After the last emigration of Aryans to the west, the parent community extended its settlements southward into the Tableland of Iran (érahn) (modern Persia, Afghanistan, and Beloochistan; see Map), and finally, in consequence of a religious difference, separated into two great branches. One remained on the Iranian plateau, and was ultimately known in history as the Medes and Persians. The other made its way through the mountain-passes, crossed the upper Indus (at some uncertain date, between 2000 and 1400 B.C.), and in time effected the conquest of the rich peninsula of Hindostan. The invaders were the “fair-complexioned” Indo-Aryans, who spoke the polished Sanscrit, and among whom sprung up the institution of caste and many gross superstitions.

Aryan Languages.—Similarity in the words and grammatical structure of their languages proves that the Hindoos, the Persians, the Greeks and Romans, the Celtic races, the Slavonian and Teutonic nations,—all had a common origin; that the frozen Icelander and Indian fire-worshipper, the outcast Gypsy and the plaided Highlander, the English master and his Cooley servant, are brothers of the same stock. Their tongues have been derived from the same parent—a language full of poetic grandeur, older than Greek or Sanscrit, and containing the germs of both—a language which has perished.
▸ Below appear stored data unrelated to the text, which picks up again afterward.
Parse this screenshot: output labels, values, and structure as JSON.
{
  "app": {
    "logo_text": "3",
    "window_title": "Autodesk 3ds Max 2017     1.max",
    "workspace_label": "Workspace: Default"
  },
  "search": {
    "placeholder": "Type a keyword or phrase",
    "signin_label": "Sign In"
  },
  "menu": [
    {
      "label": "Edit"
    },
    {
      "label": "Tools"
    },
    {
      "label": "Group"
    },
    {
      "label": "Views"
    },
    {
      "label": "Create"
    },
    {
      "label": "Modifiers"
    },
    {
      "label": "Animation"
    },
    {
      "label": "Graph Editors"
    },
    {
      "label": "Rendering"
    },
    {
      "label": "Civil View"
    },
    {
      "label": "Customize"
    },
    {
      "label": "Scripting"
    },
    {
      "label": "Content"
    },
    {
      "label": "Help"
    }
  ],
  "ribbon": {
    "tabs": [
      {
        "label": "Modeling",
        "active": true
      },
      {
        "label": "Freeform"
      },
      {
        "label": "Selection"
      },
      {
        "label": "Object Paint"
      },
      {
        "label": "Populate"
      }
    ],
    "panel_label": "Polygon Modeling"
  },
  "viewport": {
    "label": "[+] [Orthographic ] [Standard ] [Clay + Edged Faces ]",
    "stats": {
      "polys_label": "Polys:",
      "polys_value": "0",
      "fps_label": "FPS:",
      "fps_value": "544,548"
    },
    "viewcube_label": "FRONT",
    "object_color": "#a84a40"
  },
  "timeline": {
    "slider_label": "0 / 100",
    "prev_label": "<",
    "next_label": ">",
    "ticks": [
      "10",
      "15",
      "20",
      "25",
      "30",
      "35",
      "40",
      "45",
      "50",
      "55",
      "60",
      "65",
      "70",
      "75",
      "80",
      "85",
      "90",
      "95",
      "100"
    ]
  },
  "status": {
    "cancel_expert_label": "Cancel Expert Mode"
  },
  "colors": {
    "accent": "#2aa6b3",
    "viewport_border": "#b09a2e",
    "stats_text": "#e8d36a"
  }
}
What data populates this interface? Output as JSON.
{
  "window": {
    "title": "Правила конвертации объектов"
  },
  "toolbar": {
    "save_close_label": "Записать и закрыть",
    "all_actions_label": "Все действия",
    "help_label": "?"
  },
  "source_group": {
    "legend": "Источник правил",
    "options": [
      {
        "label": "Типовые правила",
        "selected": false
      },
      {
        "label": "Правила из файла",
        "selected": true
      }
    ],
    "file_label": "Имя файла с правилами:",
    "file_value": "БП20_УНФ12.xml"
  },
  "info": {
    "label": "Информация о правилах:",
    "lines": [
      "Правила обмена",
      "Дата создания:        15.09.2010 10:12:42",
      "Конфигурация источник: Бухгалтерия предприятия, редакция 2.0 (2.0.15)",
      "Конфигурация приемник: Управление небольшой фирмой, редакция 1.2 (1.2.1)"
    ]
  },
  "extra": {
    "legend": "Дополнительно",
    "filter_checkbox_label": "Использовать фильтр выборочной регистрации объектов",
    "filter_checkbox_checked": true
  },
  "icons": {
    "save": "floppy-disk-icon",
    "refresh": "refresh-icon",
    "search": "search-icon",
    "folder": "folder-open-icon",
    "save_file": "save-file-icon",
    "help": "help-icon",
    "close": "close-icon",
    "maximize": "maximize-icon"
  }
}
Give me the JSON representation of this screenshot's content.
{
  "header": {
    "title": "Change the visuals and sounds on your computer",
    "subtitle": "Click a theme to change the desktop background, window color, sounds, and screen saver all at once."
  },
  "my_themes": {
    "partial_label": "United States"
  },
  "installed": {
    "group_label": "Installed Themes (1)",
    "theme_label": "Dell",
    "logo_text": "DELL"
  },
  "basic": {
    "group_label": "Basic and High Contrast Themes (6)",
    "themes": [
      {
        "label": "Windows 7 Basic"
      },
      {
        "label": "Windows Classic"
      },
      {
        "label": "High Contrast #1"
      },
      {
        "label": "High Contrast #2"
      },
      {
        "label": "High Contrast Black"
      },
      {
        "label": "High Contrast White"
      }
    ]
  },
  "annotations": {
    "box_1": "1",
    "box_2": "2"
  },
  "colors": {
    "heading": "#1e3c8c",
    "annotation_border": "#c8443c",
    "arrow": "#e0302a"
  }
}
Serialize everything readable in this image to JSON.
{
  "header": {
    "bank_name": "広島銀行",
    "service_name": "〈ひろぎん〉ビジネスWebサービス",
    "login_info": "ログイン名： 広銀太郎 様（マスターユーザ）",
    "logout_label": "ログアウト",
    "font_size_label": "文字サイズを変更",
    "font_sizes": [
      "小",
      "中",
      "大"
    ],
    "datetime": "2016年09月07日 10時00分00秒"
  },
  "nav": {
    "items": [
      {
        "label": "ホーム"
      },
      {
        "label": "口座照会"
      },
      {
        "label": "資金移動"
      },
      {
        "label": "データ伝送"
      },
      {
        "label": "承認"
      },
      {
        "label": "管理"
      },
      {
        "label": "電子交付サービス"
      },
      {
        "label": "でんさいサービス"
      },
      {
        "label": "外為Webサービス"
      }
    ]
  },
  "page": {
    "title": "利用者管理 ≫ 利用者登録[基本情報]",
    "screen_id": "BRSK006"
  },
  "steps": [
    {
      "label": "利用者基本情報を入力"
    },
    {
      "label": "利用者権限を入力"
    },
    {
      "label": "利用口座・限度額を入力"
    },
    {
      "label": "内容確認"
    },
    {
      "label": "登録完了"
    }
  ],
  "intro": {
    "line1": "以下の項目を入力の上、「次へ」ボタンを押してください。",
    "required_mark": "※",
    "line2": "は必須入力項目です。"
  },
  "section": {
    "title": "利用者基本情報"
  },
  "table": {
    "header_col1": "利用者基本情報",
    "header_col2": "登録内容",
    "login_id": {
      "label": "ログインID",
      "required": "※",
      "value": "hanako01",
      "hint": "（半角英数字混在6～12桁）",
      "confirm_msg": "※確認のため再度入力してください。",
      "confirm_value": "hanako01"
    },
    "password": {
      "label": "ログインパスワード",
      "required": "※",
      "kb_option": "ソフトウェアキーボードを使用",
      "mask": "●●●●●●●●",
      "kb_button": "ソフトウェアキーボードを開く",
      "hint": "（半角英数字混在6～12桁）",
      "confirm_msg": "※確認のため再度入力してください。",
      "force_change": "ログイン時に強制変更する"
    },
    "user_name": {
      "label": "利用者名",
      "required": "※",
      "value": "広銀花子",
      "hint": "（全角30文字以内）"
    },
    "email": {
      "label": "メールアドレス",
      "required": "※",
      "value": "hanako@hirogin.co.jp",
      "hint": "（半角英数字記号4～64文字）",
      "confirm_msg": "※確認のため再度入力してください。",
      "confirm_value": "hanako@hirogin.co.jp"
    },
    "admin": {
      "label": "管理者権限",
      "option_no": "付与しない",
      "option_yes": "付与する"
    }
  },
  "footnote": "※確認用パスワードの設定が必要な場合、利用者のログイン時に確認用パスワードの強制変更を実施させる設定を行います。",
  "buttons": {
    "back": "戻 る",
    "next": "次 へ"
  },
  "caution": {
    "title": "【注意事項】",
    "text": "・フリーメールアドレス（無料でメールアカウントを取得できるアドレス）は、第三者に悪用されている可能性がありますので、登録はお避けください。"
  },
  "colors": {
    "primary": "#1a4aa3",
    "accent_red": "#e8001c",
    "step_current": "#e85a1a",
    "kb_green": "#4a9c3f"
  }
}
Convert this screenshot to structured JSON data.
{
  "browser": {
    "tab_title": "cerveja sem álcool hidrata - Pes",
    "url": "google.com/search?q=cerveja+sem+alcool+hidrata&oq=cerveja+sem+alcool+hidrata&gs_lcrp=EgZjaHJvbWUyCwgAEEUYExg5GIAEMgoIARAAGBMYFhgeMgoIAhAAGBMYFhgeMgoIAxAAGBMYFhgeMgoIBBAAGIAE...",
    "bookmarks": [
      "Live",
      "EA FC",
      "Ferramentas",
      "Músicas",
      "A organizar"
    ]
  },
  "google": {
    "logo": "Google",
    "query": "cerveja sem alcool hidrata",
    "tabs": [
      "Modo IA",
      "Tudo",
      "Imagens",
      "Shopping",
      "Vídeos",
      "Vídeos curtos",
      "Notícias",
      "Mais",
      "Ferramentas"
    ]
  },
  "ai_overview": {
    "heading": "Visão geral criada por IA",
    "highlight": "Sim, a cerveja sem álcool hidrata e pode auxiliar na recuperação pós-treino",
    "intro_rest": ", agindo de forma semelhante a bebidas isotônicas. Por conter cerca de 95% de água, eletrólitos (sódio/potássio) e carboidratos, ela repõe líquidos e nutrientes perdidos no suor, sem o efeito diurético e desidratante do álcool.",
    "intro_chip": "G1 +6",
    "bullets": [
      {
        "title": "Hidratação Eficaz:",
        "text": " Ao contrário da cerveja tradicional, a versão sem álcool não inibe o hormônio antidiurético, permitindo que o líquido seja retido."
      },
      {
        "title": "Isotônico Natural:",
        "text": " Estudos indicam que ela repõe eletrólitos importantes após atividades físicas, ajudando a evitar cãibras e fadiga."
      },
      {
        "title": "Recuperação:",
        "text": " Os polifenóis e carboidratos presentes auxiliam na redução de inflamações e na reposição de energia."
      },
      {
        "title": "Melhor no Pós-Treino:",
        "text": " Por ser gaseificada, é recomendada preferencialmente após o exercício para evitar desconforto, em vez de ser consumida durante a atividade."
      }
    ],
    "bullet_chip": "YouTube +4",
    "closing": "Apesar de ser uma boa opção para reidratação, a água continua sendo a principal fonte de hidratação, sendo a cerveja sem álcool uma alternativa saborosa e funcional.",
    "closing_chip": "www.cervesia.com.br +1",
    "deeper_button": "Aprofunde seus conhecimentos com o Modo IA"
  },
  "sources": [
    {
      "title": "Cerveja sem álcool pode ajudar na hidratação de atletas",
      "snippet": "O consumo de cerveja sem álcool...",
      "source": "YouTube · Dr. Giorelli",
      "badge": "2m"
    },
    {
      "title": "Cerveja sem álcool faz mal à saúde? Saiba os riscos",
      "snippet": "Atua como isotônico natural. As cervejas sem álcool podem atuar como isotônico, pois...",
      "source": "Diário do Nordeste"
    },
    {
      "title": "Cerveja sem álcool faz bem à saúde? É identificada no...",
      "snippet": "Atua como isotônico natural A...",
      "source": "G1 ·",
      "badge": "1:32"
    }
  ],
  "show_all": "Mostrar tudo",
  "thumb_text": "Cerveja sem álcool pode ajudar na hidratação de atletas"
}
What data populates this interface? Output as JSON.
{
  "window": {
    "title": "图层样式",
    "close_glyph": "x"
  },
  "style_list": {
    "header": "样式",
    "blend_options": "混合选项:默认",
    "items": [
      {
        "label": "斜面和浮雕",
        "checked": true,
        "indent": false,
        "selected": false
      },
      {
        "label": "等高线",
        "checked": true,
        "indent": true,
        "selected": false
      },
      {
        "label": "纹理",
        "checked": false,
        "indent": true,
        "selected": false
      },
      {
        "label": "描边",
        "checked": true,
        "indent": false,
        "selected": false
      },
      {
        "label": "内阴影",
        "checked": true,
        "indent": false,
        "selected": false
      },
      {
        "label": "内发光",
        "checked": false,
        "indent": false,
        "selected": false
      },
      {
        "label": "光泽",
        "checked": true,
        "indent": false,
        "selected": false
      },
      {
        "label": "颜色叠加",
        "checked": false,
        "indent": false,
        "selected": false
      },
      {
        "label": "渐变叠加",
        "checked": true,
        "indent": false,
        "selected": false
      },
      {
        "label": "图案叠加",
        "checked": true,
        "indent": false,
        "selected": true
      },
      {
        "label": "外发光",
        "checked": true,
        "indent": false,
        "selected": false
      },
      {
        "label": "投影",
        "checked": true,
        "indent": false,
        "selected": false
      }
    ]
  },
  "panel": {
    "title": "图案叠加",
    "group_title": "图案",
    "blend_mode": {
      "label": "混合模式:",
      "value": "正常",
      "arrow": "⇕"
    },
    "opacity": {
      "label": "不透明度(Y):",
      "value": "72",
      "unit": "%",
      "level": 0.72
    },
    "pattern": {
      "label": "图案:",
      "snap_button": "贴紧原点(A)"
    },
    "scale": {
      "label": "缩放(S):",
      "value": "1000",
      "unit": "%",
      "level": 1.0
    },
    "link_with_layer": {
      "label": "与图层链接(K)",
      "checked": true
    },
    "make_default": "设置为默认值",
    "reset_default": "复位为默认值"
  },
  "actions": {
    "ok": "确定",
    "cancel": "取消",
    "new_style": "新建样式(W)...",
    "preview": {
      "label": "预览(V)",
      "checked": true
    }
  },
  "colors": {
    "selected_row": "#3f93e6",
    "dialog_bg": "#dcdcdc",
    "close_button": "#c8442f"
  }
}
Spoken as we have seen from India to the west of Europe, these tongues have been called Indo-European. They embrace the dialects of India and Persia; the Welsh, and the Celtic of Scotland and Ireland; the Latin and its derivatives, the Romance languages, viz., Italian, Spanish, French, etc.; Greek; Russian and Polish; English, German, Danish, and Swedish (see diagram preceding the title-page).

Some philologists hold that the primitive home of the Indo-European race cannot be determined, and incline to the opinion that the Asiatic representatives of the family emigrated from Europe into Asia. (Consult Brugman’s “Elements of the Comparative Grammar of the Indo-Germanic Languages,” p. 2.)